Norumbega Connector Professional Reviews and Guides
"The hike up and over Norumbega is highly varied. The trail climbs steep granite bedrock, winds through an open scrub pine forest along the summit ridge, and descends through a red pine forest. The hike then winds back to the trailhead along Lower Hadlock Pond, a beautiful section of Hadlock Brook, and through a mixed evergreen forest.
There are fine views in every direction along the summit ridge, taking in a good portion of Mount Desert Island and the island-filled waters to the south. Norumbega’s summit is a long ridge that runs roughly north–south, covered with an open scrub pine forest. The trail winds over bare granite through the gnarled trees. The summit ridge tips gently to the south, making for a long, gradual descent."

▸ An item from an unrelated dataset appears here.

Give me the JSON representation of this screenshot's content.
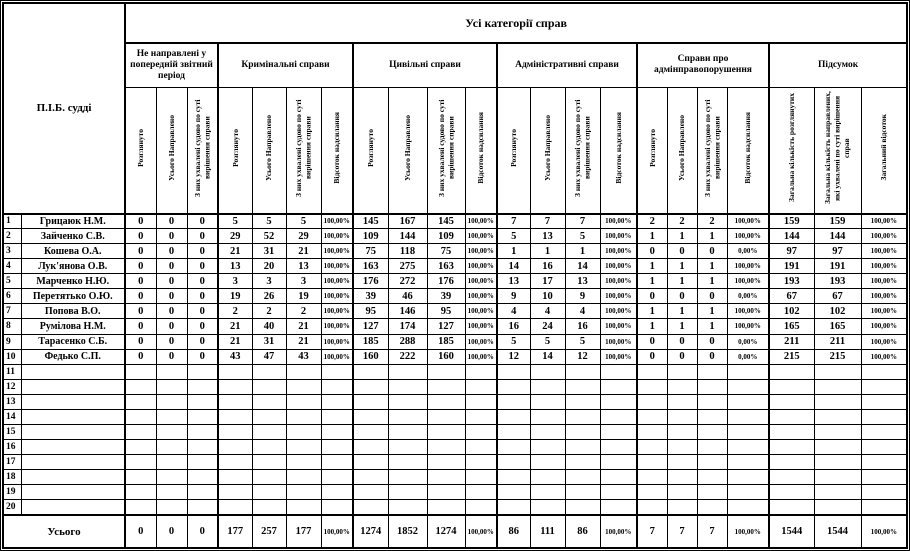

--Greg Westrich, Hiking Maine: A Guide to the State's Greatest Hiking Adventures (Falcon Guides).
"This loop, described counterclockwise, heads up the Goat Trail, since it’s better to ascend this short but steep trail at the start than descend it at the end. Walk down along the mountain’s ridge and loop back along the western shore of Lower Hadlock Pond. From 852-foot Norumbega Mountain you get views of Somes Sound close up and of Western Mountain in the distance.Norumbega Mountain parallels the eastern edge of Somes Sound, providing fine views of the waterway and mountains to the west. The toughest part of this hike is at the beginning on the Goat Trail, which definitely earns its name. First built around 1900, this trail brings you up 600 feet in elevation in 0.6 mile. It goes along boulders, open rock ledges, and some steep granite faces. Recent erosion control and rehabilitation by the Acadia trails crew on this stretch means you don’t have to be as goat-like to successfully navigate this trail."
--Dolores Kong & Dan Ring, Hiking Acadia National Park (Falcon Guides).
"Take a quick climb to good views of Somes Sound, followed by a visit to the quiet waters of scenic Lower Hadlock Pond."
--Jerry & Marcy Monkman, Discover Acadia National Park (Appalachian Mountain Club Books).